Under this doctrine, a litigant may “pierce the corporate veil” of the subsidiary corporation and reach the assets of the parent corporation under the theory that the two corporations, for legal liability purposes, are not two independent corporations, but are but one corporation in fact. In this way, the litigant may seek payment of an unfunded liability of one corporation from another corporation. It must be noted, however, that a litigant pursuing an alter ego theory of liability has an uphill fight. Courts are not likely to permit a litigant to “pierce the corporate veil” of a corporation and reach the assets of its parent shareholder, unless it is abundantly clear that the two corporations were indistinguishable as separate corporate entities and are operating as one corporation.
How Should The Parent/Subsidiary Relationship Be Managed?
The parent corporation, by virtue of its voting control of the subsidiary, has the power to hold the subsidiary accountable for its performance. Since the parent retains voting control, it has the authority to select the subsidiary’s directors. This is a most important aspect of the parent’s control of its subsidiary. By selecting qualified, and to some extent indoctrinated, directors, the parent puts into place the subsidiary’s board of directors. This board manages the business and affairs of the subsidiary, makes policy, selects its officers, provides oversight of the subsidiary’s activities, and functions as the subsidiary’s governing body.
The parent’s selection of the subsidiary’s directors is a critical exercise of authority. A wrong-headed decision here risks mismanagement of the subsidiary.

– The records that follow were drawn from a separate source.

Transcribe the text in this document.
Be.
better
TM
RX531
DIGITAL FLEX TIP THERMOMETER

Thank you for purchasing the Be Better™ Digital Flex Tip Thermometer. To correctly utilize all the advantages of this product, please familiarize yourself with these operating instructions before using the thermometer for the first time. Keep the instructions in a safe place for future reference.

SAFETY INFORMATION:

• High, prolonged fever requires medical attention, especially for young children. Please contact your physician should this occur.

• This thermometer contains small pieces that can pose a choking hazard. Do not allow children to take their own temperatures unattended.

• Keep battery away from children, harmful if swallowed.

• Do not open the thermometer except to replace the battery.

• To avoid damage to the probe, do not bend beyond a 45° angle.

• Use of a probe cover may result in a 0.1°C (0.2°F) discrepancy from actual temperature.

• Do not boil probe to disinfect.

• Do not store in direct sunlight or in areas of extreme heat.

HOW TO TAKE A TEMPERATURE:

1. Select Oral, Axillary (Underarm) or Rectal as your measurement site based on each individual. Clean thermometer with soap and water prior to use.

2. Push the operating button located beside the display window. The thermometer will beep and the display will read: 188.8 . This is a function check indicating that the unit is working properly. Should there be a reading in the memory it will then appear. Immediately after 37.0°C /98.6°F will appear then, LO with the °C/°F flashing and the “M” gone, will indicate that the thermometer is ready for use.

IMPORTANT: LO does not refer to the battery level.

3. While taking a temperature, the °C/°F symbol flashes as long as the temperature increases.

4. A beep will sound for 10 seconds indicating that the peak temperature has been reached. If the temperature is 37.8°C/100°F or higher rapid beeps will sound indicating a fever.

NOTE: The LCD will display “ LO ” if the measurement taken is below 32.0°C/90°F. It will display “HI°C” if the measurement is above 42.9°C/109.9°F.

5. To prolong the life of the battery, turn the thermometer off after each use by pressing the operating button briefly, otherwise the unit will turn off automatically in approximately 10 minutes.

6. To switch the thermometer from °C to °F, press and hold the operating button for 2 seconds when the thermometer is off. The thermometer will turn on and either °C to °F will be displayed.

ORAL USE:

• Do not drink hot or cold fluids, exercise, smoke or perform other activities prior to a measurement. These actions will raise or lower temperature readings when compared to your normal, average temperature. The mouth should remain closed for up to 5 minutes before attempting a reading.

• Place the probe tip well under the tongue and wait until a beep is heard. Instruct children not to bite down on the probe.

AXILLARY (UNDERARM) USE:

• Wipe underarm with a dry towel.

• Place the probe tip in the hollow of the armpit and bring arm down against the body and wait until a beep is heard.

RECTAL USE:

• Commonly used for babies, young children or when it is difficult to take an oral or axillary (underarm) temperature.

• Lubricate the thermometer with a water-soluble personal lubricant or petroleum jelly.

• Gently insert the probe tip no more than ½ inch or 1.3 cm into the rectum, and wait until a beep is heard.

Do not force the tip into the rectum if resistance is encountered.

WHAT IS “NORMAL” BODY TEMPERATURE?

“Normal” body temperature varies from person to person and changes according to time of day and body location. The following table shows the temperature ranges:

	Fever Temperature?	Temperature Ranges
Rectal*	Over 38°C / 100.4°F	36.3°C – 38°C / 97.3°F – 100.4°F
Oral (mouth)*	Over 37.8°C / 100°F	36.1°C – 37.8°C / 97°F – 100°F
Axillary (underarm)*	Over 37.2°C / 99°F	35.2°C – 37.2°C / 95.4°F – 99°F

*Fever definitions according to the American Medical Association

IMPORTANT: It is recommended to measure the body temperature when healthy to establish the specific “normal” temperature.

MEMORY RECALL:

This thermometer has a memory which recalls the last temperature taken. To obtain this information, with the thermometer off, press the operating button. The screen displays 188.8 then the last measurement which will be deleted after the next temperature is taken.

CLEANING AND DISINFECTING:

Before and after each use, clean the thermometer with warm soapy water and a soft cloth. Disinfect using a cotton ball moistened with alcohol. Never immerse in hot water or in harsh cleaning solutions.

Thus, not only should the subsidiary’s directors be selected with care, they should be “schooled” in a formal board training program which teaches individuals what they should know about being a director of a corporation. Not everyone is suited for being a director of a corporation. Today, a business corporation can often present challenges which tax the ability of the most gifted board members. While it would be a stretch to impute liability to a parent corporation for its “negligent” selection of subsidiary directors, nevertheless prudent selections should be made, and individuals selected as directors should undertake a board training experience to prepare them to meet the challenges of the corporation they serve. A procedure for schooling directors is a matter best defined by appropriate provisions in the subsidiary’s bylaws.